Changes in dopaminergic and glutamatergic signaling pathways
Intermittent ethanol treatment causes a decrease in expression of the dopamine receptor type 2 (D2R) and a decrease in phosphorylation of 2B subunit of the NMDA receptor (NMDAR2B) in the prefrontal cortex, hippocampus, nucleus accumbens, and for only D2R the striatum. It also causes changes in the acetylation of histones H3 and H4 in the prefrontal cortex, nucleus accumbens, and striatum, suggesting chromatin remodeling changes which may mediate long-term alterations. Additionally, adolescent rats pre-exposed to ethanol have higher basal levels of dopamine in the nucleus accumbens, along with a prolonged dopamine response in this area in response to a challenge dose of ethanol. Together, these results suggest that alcohol exposure during adolescence can sensitize the mesolimbic and mesocortical dopamine pathways to cause changes in dopaminergic and glutamatergic signaling, which may affect the remodeling and functions of the adolescent brain. These changes are significant as alcohol’s effect on NMDARs could contribute to learning and memory dysfunction (see Effects of alcohol on memory).

Inhibition of hippocampal neurogenesis
Excessive alcohol intake (binge drinking) causes a decrease in hippocampal neurogenesis, via decreases in neural stem cell proliferation and newborn cell survival. Alcohol decreases the number of cells in S-phase of the cell cycle, and may arrest cells in the G1 phase, thus inhibiting their proliferation. Ethanol has different effects on different types of actively dividing hippocampal progenitors during their initial phases of neuronal development. Chronic alcohol exposure decreases the number of proliferating cells that are radial glia-like, preneuronal, and intermediate types, while not affecting early neuronal type cells; suggesting ethanol treatment alters the precursor cell pool.
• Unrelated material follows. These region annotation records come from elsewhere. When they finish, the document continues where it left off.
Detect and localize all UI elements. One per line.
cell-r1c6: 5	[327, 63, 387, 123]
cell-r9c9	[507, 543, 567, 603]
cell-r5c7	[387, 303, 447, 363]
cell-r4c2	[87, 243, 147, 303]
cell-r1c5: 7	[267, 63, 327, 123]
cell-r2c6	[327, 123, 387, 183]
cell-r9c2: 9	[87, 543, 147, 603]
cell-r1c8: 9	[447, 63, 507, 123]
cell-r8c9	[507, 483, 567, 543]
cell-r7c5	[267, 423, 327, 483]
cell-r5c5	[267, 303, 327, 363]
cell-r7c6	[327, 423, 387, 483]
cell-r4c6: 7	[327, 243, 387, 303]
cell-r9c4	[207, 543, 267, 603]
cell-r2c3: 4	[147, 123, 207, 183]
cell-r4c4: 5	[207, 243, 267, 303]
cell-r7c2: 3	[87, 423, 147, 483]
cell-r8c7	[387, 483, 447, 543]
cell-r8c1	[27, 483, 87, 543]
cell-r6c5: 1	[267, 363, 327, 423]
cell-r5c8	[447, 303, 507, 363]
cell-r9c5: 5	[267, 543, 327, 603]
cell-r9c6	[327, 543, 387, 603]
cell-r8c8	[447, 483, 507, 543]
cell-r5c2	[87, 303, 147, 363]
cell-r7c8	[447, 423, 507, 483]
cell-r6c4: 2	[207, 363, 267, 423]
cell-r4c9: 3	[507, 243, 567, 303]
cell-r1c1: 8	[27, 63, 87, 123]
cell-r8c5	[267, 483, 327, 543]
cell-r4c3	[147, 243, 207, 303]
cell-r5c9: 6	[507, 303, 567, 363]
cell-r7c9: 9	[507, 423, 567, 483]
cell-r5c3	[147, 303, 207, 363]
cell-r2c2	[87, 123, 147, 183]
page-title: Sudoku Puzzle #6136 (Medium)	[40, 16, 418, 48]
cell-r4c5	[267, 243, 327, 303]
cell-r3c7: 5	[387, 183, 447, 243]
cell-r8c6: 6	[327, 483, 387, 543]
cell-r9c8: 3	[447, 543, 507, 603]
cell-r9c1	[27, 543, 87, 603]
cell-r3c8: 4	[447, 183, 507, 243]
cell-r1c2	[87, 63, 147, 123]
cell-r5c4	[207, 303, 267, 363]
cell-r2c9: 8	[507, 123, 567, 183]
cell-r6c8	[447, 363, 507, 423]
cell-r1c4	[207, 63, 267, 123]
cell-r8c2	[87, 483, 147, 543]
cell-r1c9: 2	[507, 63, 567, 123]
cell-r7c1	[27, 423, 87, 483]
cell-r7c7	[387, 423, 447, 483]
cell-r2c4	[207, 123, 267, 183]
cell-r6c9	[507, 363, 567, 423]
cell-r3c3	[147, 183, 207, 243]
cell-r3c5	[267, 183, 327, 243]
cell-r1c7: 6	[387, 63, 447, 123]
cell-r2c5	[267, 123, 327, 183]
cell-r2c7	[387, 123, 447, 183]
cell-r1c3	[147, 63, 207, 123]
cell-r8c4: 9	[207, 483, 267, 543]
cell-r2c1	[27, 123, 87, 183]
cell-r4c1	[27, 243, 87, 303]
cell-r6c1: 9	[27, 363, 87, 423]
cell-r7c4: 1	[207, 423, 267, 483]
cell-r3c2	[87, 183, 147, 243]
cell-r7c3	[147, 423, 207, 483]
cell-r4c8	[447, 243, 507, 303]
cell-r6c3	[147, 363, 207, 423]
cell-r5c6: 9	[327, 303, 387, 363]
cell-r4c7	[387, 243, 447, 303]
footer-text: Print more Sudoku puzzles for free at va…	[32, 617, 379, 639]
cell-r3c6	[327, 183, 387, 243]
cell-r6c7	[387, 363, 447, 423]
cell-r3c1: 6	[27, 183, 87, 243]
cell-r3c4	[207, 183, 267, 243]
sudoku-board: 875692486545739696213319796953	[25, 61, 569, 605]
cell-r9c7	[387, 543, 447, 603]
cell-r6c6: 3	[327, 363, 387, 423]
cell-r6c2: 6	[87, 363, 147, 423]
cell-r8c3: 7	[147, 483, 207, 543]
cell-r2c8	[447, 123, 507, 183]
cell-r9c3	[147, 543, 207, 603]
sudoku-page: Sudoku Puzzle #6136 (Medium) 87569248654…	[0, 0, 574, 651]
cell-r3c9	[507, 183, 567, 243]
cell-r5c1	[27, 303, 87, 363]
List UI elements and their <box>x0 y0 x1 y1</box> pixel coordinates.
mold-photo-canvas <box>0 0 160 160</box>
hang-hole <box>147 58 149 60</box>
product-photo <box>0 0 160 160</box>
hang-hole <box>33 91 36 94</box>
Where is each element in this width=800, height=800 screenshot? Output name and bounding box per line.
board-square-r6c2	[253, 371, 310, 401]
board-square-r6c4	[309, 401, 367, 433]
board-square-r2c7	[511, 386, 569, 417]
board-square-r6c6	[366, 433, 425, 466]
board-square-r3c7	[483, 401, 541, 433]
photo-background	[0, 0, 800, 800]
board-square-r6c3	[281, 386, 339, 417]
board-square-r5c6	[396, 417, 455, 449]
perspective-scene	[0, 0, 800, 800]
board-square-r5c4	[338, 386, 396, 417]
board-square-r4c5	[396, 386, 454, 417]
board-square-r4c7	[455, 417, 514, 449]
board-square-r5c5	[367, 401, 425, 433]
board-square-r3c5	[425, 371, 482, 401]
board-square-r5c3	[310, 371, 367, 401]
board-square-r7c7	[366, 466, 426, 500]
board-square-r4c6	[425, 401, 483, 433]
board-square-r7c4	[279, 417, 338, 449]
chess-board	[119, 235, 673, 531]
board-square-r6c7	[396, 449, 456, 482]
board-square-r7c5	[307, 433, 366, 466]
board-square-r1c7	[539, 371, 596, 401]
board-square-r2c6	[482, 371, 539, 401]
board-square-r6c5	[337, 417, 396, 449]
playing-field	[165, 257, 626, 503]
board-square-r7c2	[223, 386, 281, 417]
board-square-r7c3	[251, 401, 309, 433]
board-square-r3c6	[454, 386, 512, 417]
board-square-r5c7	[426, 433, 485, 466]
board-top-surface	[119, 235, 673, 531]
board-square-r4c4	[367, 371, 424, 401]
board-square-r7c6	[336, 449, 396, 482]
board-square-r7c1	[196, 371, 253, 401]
Furthermore, there is a greater decrease in differentiation and immature neurons than there is in proliferating progenitors, suggesting that the abnormal decrease in the percentage of actively dividing preneuronal progenitors results in a greater reduction in the maturation and survival of postmitotic cells.

Additionally, alcohol exposure increased several markers of cell death. In these studies neural degeneration seems to be mediated by non-apoptotic pathways. One of the proposed mechanisms for alcohol’s neurotoxicity is the production of nitric oxide (NO), yet other studies have found alcohol-induced NO production to lead to apoptosis (see Neuroinflammation section).

Transient versus stable alterations

Many negative physiologic consequences of alcoholism are reversible during abstinence.  As an example, long-term chronic alcoholics suffer a variety of cognitive deficiencies.  However, multiyear abstinence resolves most neurocognitive deficits, except for some lingering deficits in spatial processing.  Nevertheless there are some frequent long-term consequences that are not reversible during abstinence.  Alcohol craving (compulsive need to consume alcohol) is frequently present long-term among alcoholics.  Among 461 individuals who sought help for alcohol problems, followup was provided for up to 16 years.  By 16 years, 54% of those who tried to remain abstinent without professional help had relapsed, and 39% of those who tried to remain abstinent with help had relapsed.

Alcohol consumption can substantially impair neurobiologically-beneficial and -demanding exercise.

Long-term, stable consequences of chronic hazardous alcohol use are thought to be due to stable alterations of gene expression resulting from epigenetic changes within particular regions of the brain.  For example, in rats exposed to alcohol for up to 5 days, there was an increase in histone 3 lysine 9 acetylation in the pronociceptin promoter in the brain amygdala complex.  This acetylation is an activating mark for pronociceptin.  The nociceptin/nociceptin opioid receptor system is involved in the reinforcing or conditioning effects of alcohol.